Last week I used the Titanic tragedy as a metaphor for little understood aspects of global warming – inertia and tipping points. These I coupled with the hubris of the captain and crew in ignoring the warnings about their impending catastrophe and suggested that many of our politicians were acting similarly on global warming and concluded that we have been ‘warned many many times’.
The basic science of the Greenhouse Effect was firmly grounded in the nineteenth century by Fourier, Tyndall, Foote and Arrhenious. The science has not changed much in the 120 years since Arrhenious made his calculations in 1895. Veiled warnings of the effects of increasing greenhouse gases in the atmosphere began to be published in various journals (see above) from the start of the twentieth century. And this slowly but surely developed into a crescendo of warnings at the end of the century by a wide range of scientists and some prominent politicians including Margaret Thatcher who, when conservative Prime Minister of the UK in 1989 said “The danger of global warming is as yet unseen, but real enough for us to make changes and sacrifices.”

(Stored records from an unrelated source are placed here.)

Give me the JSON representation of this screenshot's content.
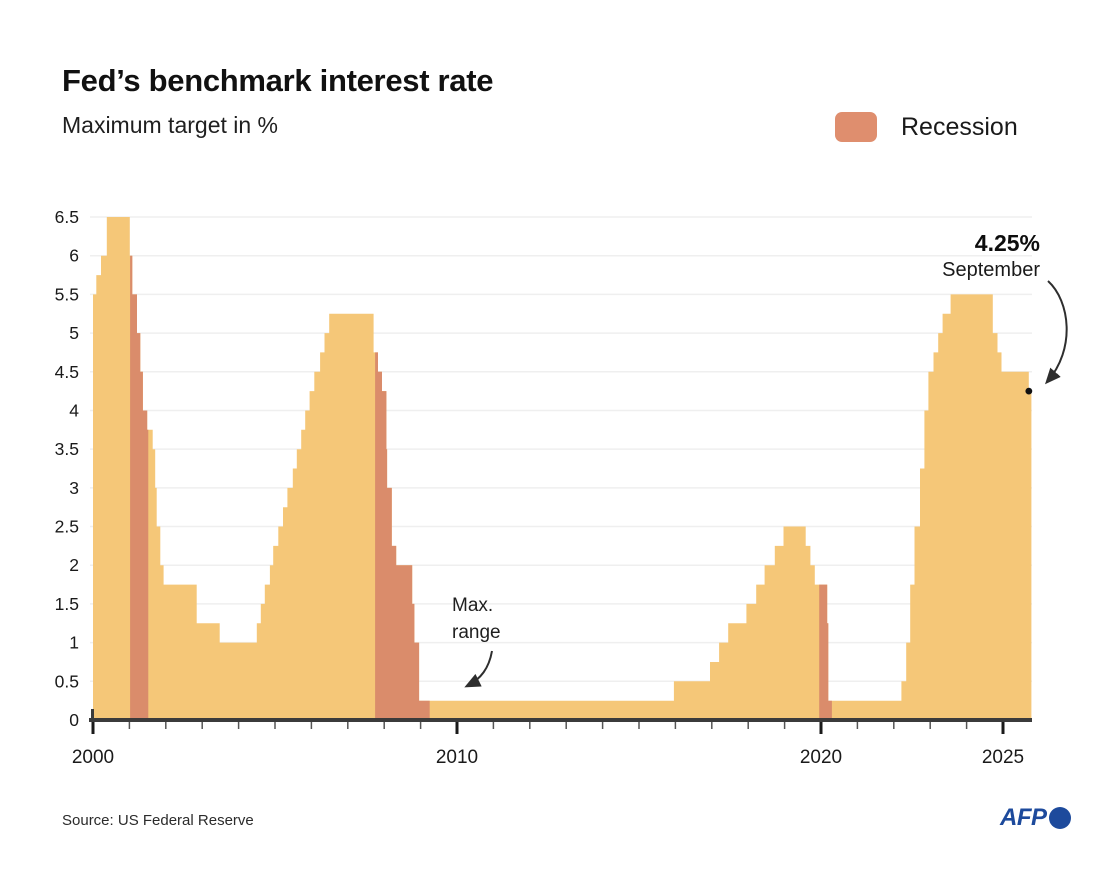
{
  "header": {
    "title": "Fed’s benchmark interest rate",
    "subtitle": "Maximum target in %"
  },
  "legend": {
    "label": "Recession",
    "swatch_color": "#DF8E6E"
  },
  "annotations": {
    "latest_value": "4.25%",
    "latest_month": "September",
    "max_range_line1": "Max.",
    "max_range_line2": "range"
  },
  "footer": {
    "source": "Source: US Federal Reserve",
    "logo": "AFP"
  },
  "colors": {
    "area": "#F5C778",
    "recession": "#DA8C6B",
    "grid": "#efefef",
    "axis": "#3b3b3b",
    "tick_minor": "#555555",
    "tick_major": "#1a1a1a",
    "dot": "#111111",
    "afp_blue": "#1d4a9c",
    "label_text": "#1a1a1a"
  },
  "chart_data": {
    "type": "area",
    "title": "Fed’s benchmark interest rate",
    "ylabel": "Maximum target in %",
    "legend": [
      "Recession"
    ],
    "grid": "horizontal",
    "xlim": [
      2000,
      2025.78
    ],
    "ylim": [
      0,
      6.5
    ],
    "y_ticks": [
      {
        "v": 0,
        "label": "0"
      },
      {
        "v": 0.5,
        "label": "0.5"
      },
      {
        "v": 1,
        "label": "1"
      },
      {
        "v": 1.5,
        "label": "1.5"
      },
      {
        "v": 2,
        "label": "2"
      },
      {
        "v": 2.5,
        "label": "2.5"
      },
      {
        "v": 3,
        "label": "3"
      },
      {
        "v": 3.5,
        "label": "3.5"
      },
      {
        "v": 4,
        "label": "4"
      },
      {
        "v": 4.5,
        "label": "4.5"
      },
      {
        "v": 5,
        "label": "5"
      },
      {
        "v": 5.5,
        "label": "5.5"
      },
      {
        "v": 6,
        "label": "6"
      },
      {
        "v": 6.5,
        "label": "6.5"
      }
    ],
    "x_minor_tick_years": [
      2000,
      2001,
      2002,
      2003,
      2004,
      2005,
      2006,
      2007,
      2008,
      2009,
      2010,
      2011,
      2012,
      2013,
      2014,
      2015,
      2016,
      2017,
      2018,
      2019,
      2020,
      2021,
      2022,
      2023,
      2024,
      2025
    ],
    "x_major_ticks": [
      {
        "v": 2000,
        "label": "2000"
      },
      {
        "v": 2010,
        "label": "2010"
      },
      {
        "v": 2020,
        "label": "2020"
      },
      {
        "v": 2025,
        "label": "2025"
      }
    ],
    "steps": [
      [
        2000.0,
        5.5
      ],
      [
        2000.09,
        5.75
      ],
      [
        2000.22,
        6.0
      ],
      [
        2000.38,
        6.5
      ],
      [
        2001.01,
        6.0
      ],
      [
        2001.08,
        5.5
      ],
      [
        2001.21,
        5.0
      ],
      [
        2001.3,
        4.5
      ],
      [
        2001.37,
        4.0
      ],
      [
        2001.49,
        3.75
      ],
      [
        2001.64,
        3.5
      ],
      [
        2001.71,
        3.0
      ],
      [
        2001.75,
        2.5
      ],
      [
        2001.85,
        2.0
      ],
      [
        2001.94,
        1.75
      ],
      [
        2002.85,
        1.25
      ],
      [
        2003.48,
        1.0
      ],
      [
        2004.5,
        1.25
      ],
      [
        2004.61,
        1.5
      ],
      [
        2004.72,
        1.75
      ],
      [
        2004.86,
        2.0
      ],
      [
        2004.95,
        2.25
      ],
      [
        2005.09,
        2.5
      ],
      [
        2005.22,
        2.75
      ],
      [
        2005.34,
        3.0
      ],
      [
        2005.49,
        3.25
      ],
      [
        2005.6,
        3.5
      ],
      [
        2005.72,
        3.75
      ],
      [
        2005.83,
        4.0
      ],
      [
        2005.95,
        4.25
      ],
      [
        2006.08,
        4.5
      ],
      [
        2006.24,
        4.75
      ],
      [
        2006.36,
        5.0
      ],
      [
        2006.49,
        5.25
      ],
      [
        2007.71,
        4.75
      ],
      [
        2007.83,
        4.5
      ],
      [
        2007.94,
        4.25
      ],
      [
        2008.06,
        3.5
      ],
      [
        2008.08,
        3.0
      ],
      [
        2008.21,
        2.25
      ],
      [
        2008.33,
        2.0
      ],
      [
        2008.77,
        1.5
      ],
      [
        2008.83,
        1.0
      ],
      [
        2008.96,
        0.25
      ],
      [
        2015.96,
        0.5
      ],
      [
        2016.95,
        0.75
      ],
      [
        2017.2,
        1.0
      ],
      [
        2017.45,
        1.25
      ],
      [
        2017.95,
        1.5
      ],
      [
        2018.22,
        1.75
      ],
      [
        2018.45,
        2.0
      ],
      [
        2018.73,
        2.25
      ],
      [
        2018.97,
        2.5
      ],
      [
        2019.58,
        2.25
      ],
      [
        2019.71,
        2.0
      ],
      [
        2019.83,
        1.75
      ],
      [
        2020.17,
        1.25
      ],
      [
        2020.2,
        0.25
      ],
      [
        2022.21,
        0.5
      ],
      [
        2022.34,
        1.0
      ],
      [
        2022.45,
        1.75
      ],
      [
        2022.57,
        2.5
      ],
      [
        2022.72,
        3.25
      ],
      [
        2022.84,
        4.0
      ],
      [
        2022.95,
        4.5
      ],
      [
        2023.09,
        4.75
      ],
      [
        2023.22,
        5.0
      ],
      [
        2023.34,
        5.25
      ],
      [
        2023.56,
        5.5
      ],
      [
        2024.72,
        5.0
      ],
      [
        2024.85,
        4.75
      ],
      [
        2024.96,
        4.5
      ],
      [
        2025.71,
        4.25
      ]
    ],
    "recessions": [
      [
        2001.02,
        2001.52
      ],
      [
        2007.75,
        2009.25
      ],
      [
        2019.95,
        2020.3
      ]
    ],
    "last_point": {
      "year": 2025.71,
      "value": 4.25,
      "label": "4.25%",
      "month": "September"
    }
  }
}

But of all the politicians perhaps the most interesting, and early, warning came from President Lyndon Baines Johnston (LBJ) in an address to the US Congress in 1965 – an era unsullied by the lies and misinformation of the fossil fuel lobby. ‘Within a few short centuries, we are returning to the air a significant part of the carbon that was extracted by plants and buried in the sediments during half a billion years’ and ‘Through his worldwide industrial civilization, Man is unwittingly conducting a vast geophysical experiment. Within a few generations he is burning the fossil fuels that slowly accumulated in the earth over the past 500 million years’
Johnson suggested, in part incorrectly, that ‘By the year 2000 the increase in CO2 will be close to 25%. This may be sufficient to produce measurable and perhaps marked changes in climate.’ The level of the greenhouse gas CO2 in fact only increased by half that predicted by Johnson’s scientists but measurable, if not marked, climate changes were already being found by the year 2000. He cautiously concluded that the ‘climate changes that may be produced by the increased CO2 content could be deleterious from the point of view of human beings.’

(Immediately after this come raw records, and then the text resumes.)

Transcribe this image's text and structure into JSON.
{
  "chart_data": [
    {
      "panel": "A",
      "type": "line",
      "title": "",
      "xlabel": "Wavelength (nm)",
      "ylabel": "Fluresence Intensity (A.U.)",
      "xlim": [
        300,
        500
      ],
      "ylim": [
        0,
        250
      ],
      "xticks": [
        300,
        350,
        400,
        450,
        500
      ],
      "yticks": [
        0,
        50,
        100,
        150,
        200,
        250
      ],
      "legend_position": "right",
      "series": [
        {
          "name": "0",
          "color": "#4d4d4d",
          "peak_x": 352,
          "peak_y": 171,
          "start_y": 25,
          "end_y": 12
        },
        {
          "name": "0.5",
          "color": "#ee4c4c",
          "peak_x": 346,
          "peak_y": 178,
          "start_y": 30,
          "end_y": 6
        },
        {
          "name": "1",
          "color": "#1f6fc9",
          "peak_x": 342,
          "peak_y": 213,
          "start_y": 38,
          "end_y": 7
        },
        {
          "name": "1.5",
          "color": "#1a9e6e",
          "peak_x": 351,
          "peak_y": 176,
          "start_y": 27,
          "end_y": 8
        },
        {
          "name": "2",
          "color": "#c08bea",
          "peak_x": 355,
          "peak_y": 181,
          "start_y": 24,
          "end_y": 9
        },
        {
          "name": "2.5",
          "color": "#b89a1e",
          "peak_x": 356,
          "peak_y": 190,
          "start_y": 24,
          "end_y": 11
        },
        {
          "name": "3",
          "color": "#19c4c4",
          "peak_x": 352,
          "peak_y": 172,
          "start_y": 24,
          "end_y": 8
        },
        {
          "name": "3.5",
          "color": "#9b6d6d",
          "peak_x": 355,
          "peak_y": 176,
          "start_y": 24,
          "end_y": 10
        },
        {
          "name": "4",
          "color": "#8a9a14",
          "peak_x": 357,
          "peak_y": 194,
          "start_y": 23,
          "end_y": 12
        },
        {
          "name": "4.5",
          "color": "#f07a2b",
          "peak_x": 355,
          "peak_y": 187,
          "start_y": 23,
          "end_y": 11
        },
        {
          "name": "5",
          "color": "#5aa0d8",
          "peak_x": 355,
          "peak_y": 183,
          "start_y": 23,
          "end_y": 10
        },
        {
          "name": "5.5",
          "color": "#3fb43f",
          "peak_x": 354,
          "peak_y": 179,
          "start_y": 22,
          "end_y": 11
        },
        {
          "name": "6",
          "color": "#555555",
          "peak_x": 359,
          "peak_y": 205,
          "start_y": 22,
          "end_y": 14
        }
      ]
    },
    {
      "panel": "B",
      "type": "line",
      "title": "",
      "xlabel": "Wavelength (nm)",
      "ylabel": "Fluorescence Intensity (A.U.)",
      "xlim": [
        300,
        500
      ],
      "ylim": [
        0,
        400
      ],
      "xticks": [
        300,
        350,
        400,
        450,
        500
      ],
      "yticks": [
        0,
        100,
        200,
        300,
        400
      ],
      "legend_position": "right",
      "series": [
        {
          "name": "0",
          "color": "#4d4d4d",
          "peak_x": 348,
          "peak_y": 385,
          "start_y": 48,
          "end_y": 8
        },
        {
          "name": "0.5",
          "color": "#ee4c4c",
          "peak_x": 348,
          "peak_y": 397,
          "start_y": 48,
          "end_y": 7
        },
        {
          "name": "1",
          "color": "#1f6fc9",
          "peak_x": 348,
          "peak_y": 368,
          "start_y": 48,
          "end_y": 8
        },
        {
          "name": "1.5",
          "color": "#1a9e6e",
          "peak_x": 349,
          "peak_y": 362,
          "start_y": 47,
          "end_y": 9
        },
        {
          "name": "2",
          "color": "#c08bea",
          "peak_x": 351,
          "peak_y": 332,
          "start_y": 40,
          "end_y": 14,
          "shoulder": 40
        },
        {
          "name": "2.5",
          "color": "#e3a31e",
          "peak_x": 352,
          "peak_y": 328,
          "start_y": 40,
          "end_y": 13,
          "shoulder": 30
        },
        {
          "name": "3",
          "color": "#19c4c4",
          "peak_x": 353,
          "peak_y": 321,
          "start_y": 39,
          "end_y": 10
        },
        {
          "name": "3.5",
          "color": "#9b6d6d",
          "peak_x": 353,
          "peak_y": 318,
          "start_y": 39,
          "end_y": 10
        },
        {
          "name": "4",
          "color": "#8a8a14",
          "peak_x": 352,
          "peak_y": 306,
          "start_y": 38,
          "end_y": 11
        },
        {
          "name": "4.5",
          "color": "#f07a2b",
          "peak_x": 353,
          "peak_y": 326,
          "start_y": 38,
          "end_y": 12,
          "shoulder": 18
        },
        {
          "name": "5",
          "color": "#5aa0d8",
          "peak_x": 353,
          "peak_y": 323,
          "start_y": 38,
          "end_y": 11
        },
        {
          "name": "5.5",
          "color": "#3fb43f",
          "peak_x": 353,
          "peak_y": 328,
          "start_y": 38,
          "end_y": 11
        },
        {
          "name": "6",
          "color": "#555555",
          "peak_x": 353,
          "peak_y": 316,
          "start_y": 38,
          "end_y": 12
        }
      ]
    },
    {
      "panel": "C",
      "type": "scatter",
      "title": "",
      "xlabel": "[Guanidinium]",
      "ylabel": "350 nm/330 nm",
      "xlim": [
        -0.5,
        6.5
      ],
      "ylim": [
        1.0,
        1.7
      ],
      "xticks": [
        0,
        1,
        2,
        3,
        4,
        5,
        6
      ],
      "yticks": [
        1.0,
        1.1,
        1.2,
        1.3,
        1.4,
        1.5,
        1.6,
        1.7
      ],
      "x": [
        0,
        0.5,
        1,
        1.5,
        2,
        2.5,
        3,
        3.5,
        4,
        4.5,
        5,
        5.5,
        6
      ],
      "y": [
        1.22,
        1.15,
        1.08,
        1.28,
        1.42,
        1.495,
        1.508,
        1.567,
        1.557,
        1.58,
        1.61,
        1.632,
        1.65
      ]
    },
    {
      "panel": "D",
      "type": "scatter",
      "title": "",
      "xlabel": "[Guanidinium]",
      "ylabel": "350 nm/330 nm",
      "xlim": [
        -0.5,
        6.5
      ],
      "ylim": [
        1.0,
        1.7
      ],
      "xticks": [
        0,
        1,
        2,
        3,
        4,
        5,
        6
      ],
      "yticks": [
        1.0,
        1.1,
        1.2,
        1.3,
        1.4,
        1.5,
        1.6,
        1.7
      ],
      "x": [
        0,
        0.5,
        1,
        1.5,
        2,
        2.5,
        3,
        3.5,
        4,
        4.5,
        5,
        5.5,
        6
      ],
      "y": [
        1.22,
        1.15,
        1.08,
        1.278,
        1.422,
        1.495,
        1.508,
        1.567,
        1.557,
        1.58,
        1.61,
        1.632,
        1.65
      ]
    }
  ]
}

These words were spoken when very few individuals outside the scientific community had heard of climate change or global warming. It was a time when as a 20 year old I was confronted with the issues of conscription and Vietnam – political issues that were to dominate the next 10 years of my life. It was another 10 years before I began to consider the ‘climate’ question amongst a plethora of environmental and political problems. And another 20 before I finally realised that existential threat of the warming and that humankind faced a climate emergency.
Perhaps if the climate change message and publicity had been more prominent and the Vietnam fiasco somehow avoided we would have been able to agree with Australian Prime Minister Harold Holt’s catch phrase in 1966 “all the way with LBJ.”